Under Trump, neutrality has become a difficult position for any individual or institution to maintain. Everyone is expected to take a side
. Even attempts to articulate safe, bipartisan points of consensus run afoul of tribal suspicions. Journalists who serve up anodyne platitudes about a free press suddenly seem like militant anti-Trumpers, while commonsense pleas from no less than Barack Obama not to ignore someone’s ideas solely on the basis of his race or sex are mocked as wrongheaded or naive. Where the early internet, with its blogs and comments, had put pressure on the mainstream media, social media have amplified that pressure many times over—with Twitter enticing officially neutral reporters into staking out positions, voiced with sarcasm, snark or notes of partisanship that would be verboten in the news pages. No sooner does someone try to set up a new kind of neutral arbiter—like the invaluable fact-checking sites PolitiFact and FactCheck.org—than that, too, comes under fire for bias, as these sites have from the right. PolitiFact founder Bill Adair is trying to create an automated tool that conservatives will accept as neutral—though allegations that Facebook’s algorithms are politically skewed suggest that
not even a computer program can attain that holy status anymore.
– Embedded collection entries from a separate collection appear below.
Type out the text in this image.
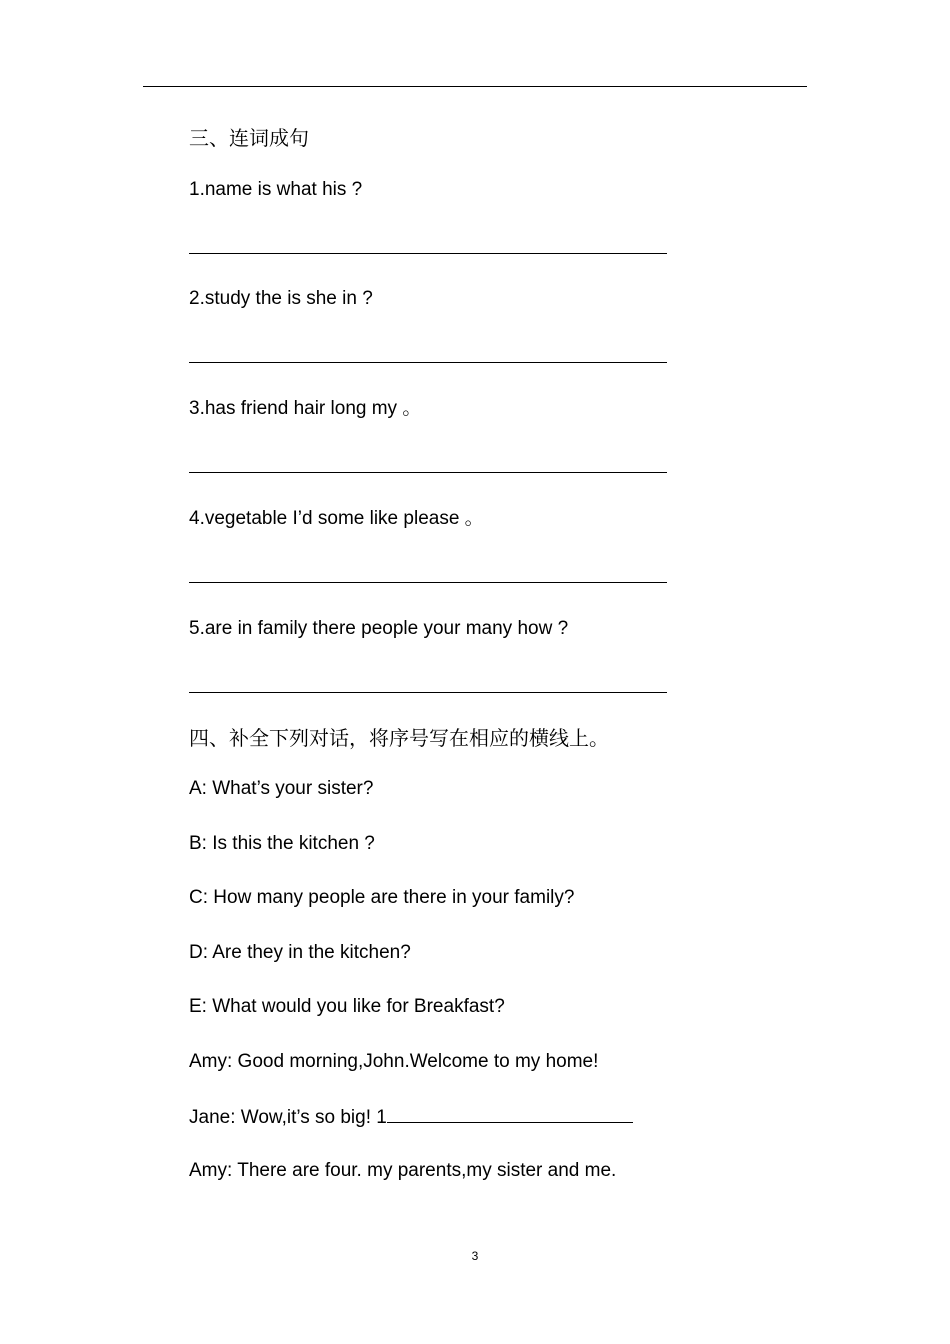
三、连词成句
1.name is what his ?
2.study the is she in ?
3.has friend hair long my 。
4.vegetable I’d some like please 。
5.are in family there people your many how ?
四、补全下列对话，将序号写在相应的横线上。
A: What’s your sister?
B: Is this the kitchen ?
C: How many people are there in your family?
D: Are they in the kitchen?
E: What would you like for Breakfast?
Amy: Good morning,John.Welcome to my home!
Jane: Wow,it’s so big! 1
Amy: There are four. my parents,my sister and me.
3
On campuses, departments now offer courses in “social justice,” which usually means the advocacy of left-wing politics, and university presidents feel pressure to take liberal political stands. Republicans
no longer consider universities forces for good. In law, opposition is growing to widely respected concepts like viewpoint-neutrality—the idea that the government can’t punish speech based on its content. Even legal scholars on the left, as the
New York Times’ Adam Liptak wrote, “have traded an absolutist commitment to free speech for one sensitive to the harms it can inflict.”
The First Amendment, in some eyes, isn’t really neutral anymore.
The demise of neutrality lies behind the dominant political problems of our age. It is responsible for all the chatter about a “post-truth society” that we have heard lately. Truth still exists, of course, but agreement on the truth feels more elusive than it has in a long time.
That spells danger for democracy, which depends on constructive argument and deliberation. Without trusted sources of information or respected vehicles of settling differences, there is only partisan argument and the triumph of the powerful.